高濱コラム 2010年 1月号

もう10年ほど前になりますが、母校熊本県立熊本高校の卒業生で、当時東大理系の2年生だった若者4人と、組織を立ち上げました。ABCといって、高校の先輩である社会人の方々をお呼びして座談会を開き、職業の魅力や社会の厳しさを語っていただこうというものです。若手の官僚や弁護士からスタートし、当時のリコーの会長だった三善信一さんや、帝国ホテル社長だった吉村勲人さんなど、錚々たる方々も二つ返事で来て、熱く語ってくださったものです。

初代代表の4人は、一人は金融、一人は証券、一人は化学の研究者としてアメリカで、一人は心臓外科医として、立場を築きがんばって働いています。もともと皆魅力的だったのですが、今社会人として輝いている彼らが異口同音に言うのは「ABCはすごく勉強になった」ということです。親でもない、メディアを通じたフィルターのかかった話でもない、同窓の後輩だからこそ言える本音トークが、心を揺さぶったようです。

それは代々続き、私は企画書を書いた生みの親として、代表の学生が変わるたびに食事をごちそうしながら、歴史を話してあげることが恒例の行事になっています。今年、その会食の場でのできごとです。

現代表である男の子二人も一ツ橋と東大の4年生で、ユーモアセンスにあふれ可愛らしいのですが、新代表として来た二人は迫力がありました。一人は女性で高校時代囲碁の全国大会で優勝し卒業式で答辞を読んで現役東大という、スーパーレディ。もう一人は一浪後東大に入った青年M君。このイケメンM君が、いまどき珍しい子でした。

立ち居振る舞いからして妙にひきつけるオーラを放っているのですが、バイトをしても弱冠20歳の学生のくせにコンビニを6店舗統括する立場になるくらい仕事ができる。高校時代サッカーで鍛えた体力で、東京から熊本まで自転車で帰るという冒険心もある。一番感銘を受けたのは、「教育でも野望があるんです」と言いだしたときです。
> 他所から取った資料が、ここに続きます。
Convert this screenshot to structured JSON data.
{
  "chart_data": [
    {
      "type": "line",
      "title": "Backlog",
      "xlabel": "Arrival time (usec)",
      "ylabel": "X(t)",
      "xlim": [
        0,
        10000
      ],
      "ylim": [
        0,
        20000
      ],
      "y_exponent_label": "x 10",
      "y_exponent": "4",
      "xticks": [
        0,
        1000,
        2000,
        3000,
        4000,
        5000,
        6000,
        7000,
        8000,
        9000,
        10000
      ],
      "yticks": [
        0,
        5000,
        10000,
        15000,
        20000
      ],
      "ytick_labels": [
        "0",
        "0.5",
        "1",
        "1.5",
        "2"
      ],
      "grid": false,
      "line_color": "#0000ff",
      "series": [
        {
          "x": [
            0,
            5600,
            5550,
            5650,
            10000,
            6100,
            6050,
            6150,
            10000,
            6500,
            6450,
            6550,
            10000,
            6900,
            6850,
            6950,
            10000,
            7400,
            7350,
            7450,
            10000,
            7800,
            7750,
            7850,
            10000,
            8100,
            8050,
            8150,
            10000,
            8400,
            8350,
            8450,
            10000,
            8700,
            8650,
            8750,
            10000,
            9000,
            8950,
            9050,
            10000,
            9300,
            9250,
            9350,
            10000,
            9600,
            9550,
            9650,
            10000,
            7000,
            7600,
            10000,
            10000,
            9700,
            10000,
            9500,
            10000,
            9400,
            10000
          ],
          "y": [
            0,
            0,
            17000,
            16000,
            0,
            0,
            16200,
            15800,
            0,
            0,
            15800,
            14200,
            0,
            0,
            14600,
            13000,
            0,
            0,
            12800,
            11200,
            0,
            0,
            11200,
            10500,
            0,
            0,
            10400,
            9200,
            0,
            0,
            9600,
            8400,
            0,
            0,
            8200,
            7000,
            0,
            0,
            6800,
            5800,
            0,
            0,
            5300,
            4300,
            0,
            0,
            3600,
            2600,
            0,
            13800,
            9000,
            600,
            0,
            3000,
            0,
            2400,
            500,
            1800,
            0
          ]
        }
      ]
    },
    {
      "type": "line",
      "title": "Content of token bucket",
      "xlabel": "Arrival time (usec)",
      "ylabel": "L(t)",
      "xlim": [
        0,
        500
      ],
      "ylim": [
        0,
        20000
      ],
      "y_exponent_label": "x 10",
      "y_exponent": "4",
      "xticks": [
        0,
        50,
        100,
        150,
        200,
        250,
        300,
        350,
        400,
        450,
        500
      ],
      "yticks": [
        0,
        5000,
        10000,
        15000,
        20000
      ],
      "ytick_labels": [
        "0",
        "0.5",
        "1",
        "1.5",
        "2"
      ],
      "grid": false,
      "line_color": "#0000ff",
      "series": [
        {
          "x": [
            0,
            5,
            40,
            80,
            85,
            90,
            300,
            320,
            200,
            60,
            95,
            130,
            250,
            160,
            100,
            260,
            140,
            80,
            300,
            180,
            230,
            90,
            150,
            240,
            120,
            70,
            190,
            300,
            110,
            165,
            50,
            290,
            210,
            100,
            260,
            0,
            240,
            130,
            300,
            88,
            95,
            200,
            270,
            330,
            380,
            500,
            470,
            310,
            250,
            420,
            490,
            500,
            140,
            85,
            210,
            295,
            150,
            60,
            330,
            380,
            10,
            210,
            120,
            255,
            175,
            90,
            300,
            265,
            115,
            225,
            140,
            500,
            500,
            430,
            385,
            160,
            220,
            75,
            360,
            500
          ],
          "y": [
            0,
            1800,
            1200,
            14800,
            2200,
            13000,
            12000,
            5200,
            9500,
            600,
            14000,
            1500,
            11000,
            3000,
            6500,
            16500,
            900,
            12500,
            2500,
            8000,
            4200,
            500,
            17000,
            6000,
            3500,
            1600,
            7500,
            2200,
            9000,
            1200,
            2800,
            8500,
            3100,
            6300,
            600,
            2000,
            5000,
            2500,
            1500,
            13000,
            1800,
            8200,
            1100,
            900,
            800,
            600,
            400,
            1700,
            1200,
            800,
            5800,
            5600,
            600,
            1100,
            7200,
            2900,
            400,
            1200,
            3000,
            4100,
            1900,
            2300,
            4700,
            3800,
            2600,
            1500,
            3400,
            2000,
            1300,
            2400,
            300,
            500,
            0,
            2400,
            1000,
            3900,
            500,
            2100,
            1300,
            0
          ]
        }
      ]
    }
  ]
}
「お金がなきゃ、予備校や塾の良い先生の授業を受けられないって、おかしいじゃないですか」と言うので、よくある青臭い話かと思いきや、彼の実際の行動を聞いて驚きました。ニコニコ動画やmixi(ミクシィ)を活用して希望者を募り、色んな理由で望む教育を受けられない10代の若者たちに、全くの無料で、skype(スカオプ)を利用した個人授業をしている というのです。全国で8人も教えていて、一年目から医学部に行く子も出そうだし、来年は東大も出したいと言っていました。教え方にも自信があると豪語していました。

そこにあるのは志のみ。見返りなど全く期待していないし、意味のあることがやれることが嬉しいし彼らが次の代の教え子につないでくれればいい、ということでした。
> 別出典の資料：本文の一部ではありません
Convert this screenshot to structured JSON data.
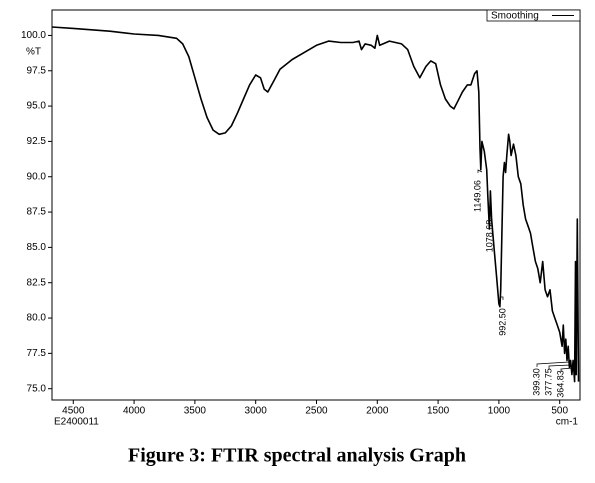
{
  "chart_data": {
    "type": "line",
    "caption": "Figure 3: FTIR spectral analysis Graph",
    "y_label": "%T",
    "x_label": "cm-1",
    "sample_id": "E2400011",
    "annotations": [
      "1149.06",
      "1078.68",
      "992.50",
      "399.30",
      "377.75",
      "364.83"
    ],
    "xlim": [
      4675,
      333
    ],
    "ylim": [
      74.2,
      101.8
    ],
    "xticks": [
      4500,
      4000,
      3500,
      3000,
      2500,
      2000,
      1500,
      1000,
      500
    ],
    "yticks": [
      {
        "value": 100,
        "label": "100.0"
      },
      97.5,
      {
        "value": 95,
        "label": "95.0"
      },
      92.5,
      {
        "value": 90,
        "label": "90.0"
      },
      87.5,
      {
        "value": 85,
        "label": "85.0"
      },
      82.5,
      {
        "value": 80,
        "label": "80.0"
      },
      77.5,
      {
        "value": 75,
        "label": "75.0"
      }
    ],
    "x": [
      4675,
      4500,
      4200,
      4000,
      3800,
      3650,
      3600,
      3550,
      3500,
      3450,
      3400,
      3350,
      3300,
      3250,
      3200,
      3150,
      3100,
      3050,
      3000,
      2960,
      2930,
      2900,
      2850,
      2800,
      2700,
      2600,
      2500,
      2400,
      2300,
      2200,
      2150,
      2130,
      2100,
      2050,
      2020,
      2000,
      1980,
      1900,
      1800,
      1750,
      1700,
      1650,
      1600,
      1560,
      1520,
      1480,
      1440,
      1400,
      1370,
      1340,
      1300,
      1260,
      1230,
      1200,
      1180,
      1165,
      1155,
      1149,
      1140,
      1120,
      1100,
      1090,
      1078,
      1070,
      1060,
      1040,
      1020,
      1000,
      992,
      985,
      975,
      965,
      955,
      945,
      935,
      920,
      910,
      900,
      880,
      860,
      840,
      820,
      800,
      780,
      760,
      740,
      720,
      700,
      680,
      660,
      640,
      620,
      600,
      580,
      560,
      540,
      520,
      500,
      480,
      470,
      460,
      450,
      440,
      430,
      420,
      410,
      400,
      390,
      377,
      370,
      364,
      355,
      345
    ],
    "series": [
      {
        "name": "Smoothing",
        "color": "#000000",
        "values": [
          100.6,
          100.5,
          100.3,
          100.1,
          100.0,
          99.8,
          99.4,
          98.5,
          97.0,
          95.5,
          94.2,
          93.3,
          93.0,
          93.1,
          93.6,
          94.5,
          95.5,
          96.5,
          97.2,
          97.0,
          96.2,
          96.0,
          96.8,
          97.6,
          98.3,
          98.8,
          99.3,
          99.6,
          99.5,
          99.5,
          99.6,
          99.0,
          99.4,
          99.3,
          99.1,
          100.0,
          99.3,
          99.6,
          99.4,
          99.0,
          97.8,
          97.0,
          97.8,
          98.2,
          98.0,
          96.5,
          95.5,
          95.0,
          94.8,
          95.3,
          96.0,
          96.5,
          96.5,
          97.3,
          97.5,
          96.0,
          92.0,
          90.5,
          92.5,
          91.8,
          90.5,
          88.5,
          86.3,
          89.0,
          87.0,
          85.0,
          83.0,
          81.0,
          80.8,
          82.0,
          86.0,
          90.0,
          91.0,
          90.3,
          91.5,
          93.0,
          92.5,
          91.5,
          92.3,
          91.5,
          90.0,
          89.5,
          88.0,
          87.0,
          86.5,
          86.0,
          85.0,
          84.0,
          83.5,
          82.5,
          84.0,
          82.0,
          81.5,
          82.0,
          80.5,
          80.0,
          79.5,
          79.0,
          78.0,
          79.5,
          77.5,
          78.5,
          77.0,
          78.0,
          76.5,
          77.0,
          76.0,
          77.0,
          75.5,
          84.0,
          76.0,
          87.0,
          75.5
        ]
      }
    ]
  }
}
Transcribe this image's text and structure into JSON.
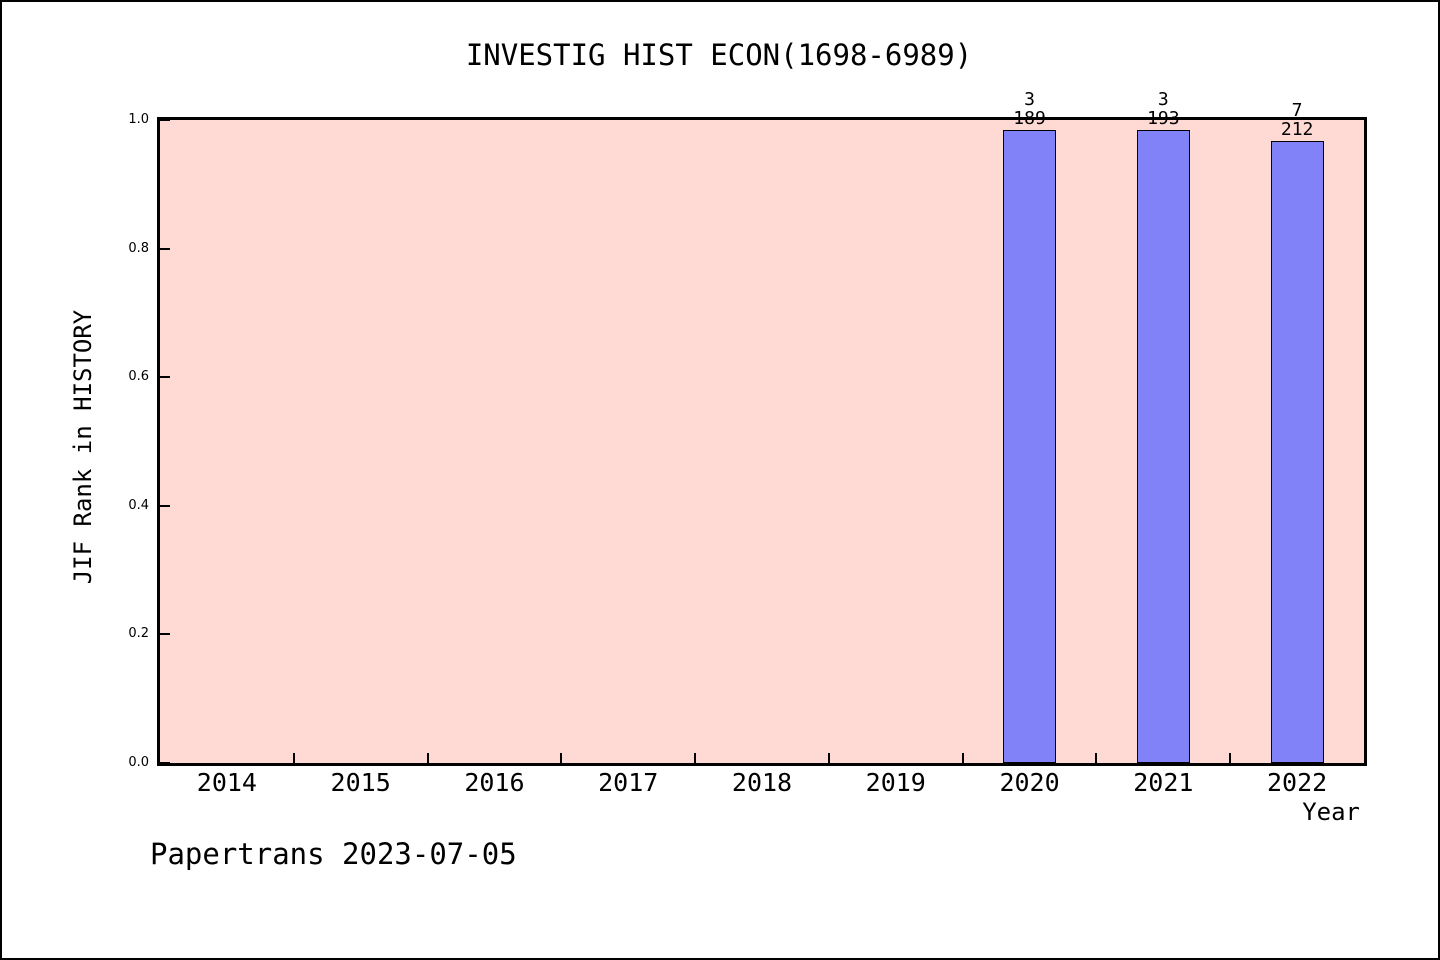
{
  "figure": {
    "footer": "Papertrans 2023-07-05"
  },
  "chart_data": {
    "type": "bar",
    "title": "INVESTIG HIST ECON(1698-6989)",
    "xlabel": "Year",
    "ylabel": "JIF Rank in HISTORY",
    "categories": [
      "2014",
      "2015",
      "2016",
      "2017",
      "2018",
      "2019",
      "2020",
      "2021",
      "2022"
    ],
    "ylim": [
      0.0,
      1.0
    ],
    "yticks": [
      "0.0",
      "0.2",
      "0.4",
      "0.6",
      "0.8",
      "1.0"
    ],
    "grid": false,
    "legend": null,
    "bars": [
      {
        "year": "2020",
        "rank": 3,
        "total": 189,
        "value": 0.9841
      },
      {
        "year": "2021",
        "rank": 3,
        "total": 193,
        "value": 0.9845
      },
      {
        "year": "2022",
        "rank": 7,
        "total": 212,
        "value": 0.967
      }
    ],
    "colors": {
      "bar_fill": "#8282f8",
      "bar_edge": "#000000",
      "plot_bg": "#ffd9d4",
      "figure_bg": "#ffffff",
      "frame": "#000000"
    }
  }
}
心意気や良し!社会人の厳しさを知り家族を持っては、同じような時間はとれないし考えも現実的になっていくでしょうが、若者たるもの、後先考えずに思ったことに突っ走るこのような行動力を持ってほしい。田舎育ちで熟成された骨太の公共精神を見て、日本の未来は明るいかもしれないと感じました。

面白かったのは、私も含めてそこにいる5人とも外遊びばかりの少年少女期を過ごしたことです。4人ともゲーム全盛の時代に育っているのに、1台も持っていなかったし、庭先ではカゴに突っかえ棒をつけて雀を生け捕りしようと悪戦苦闘し、山の中を走り回りターザンごっこをし秘密基地をつくる日々だったそうです。お父さんお母さんの教育方針がしっかりしていたのでしょう。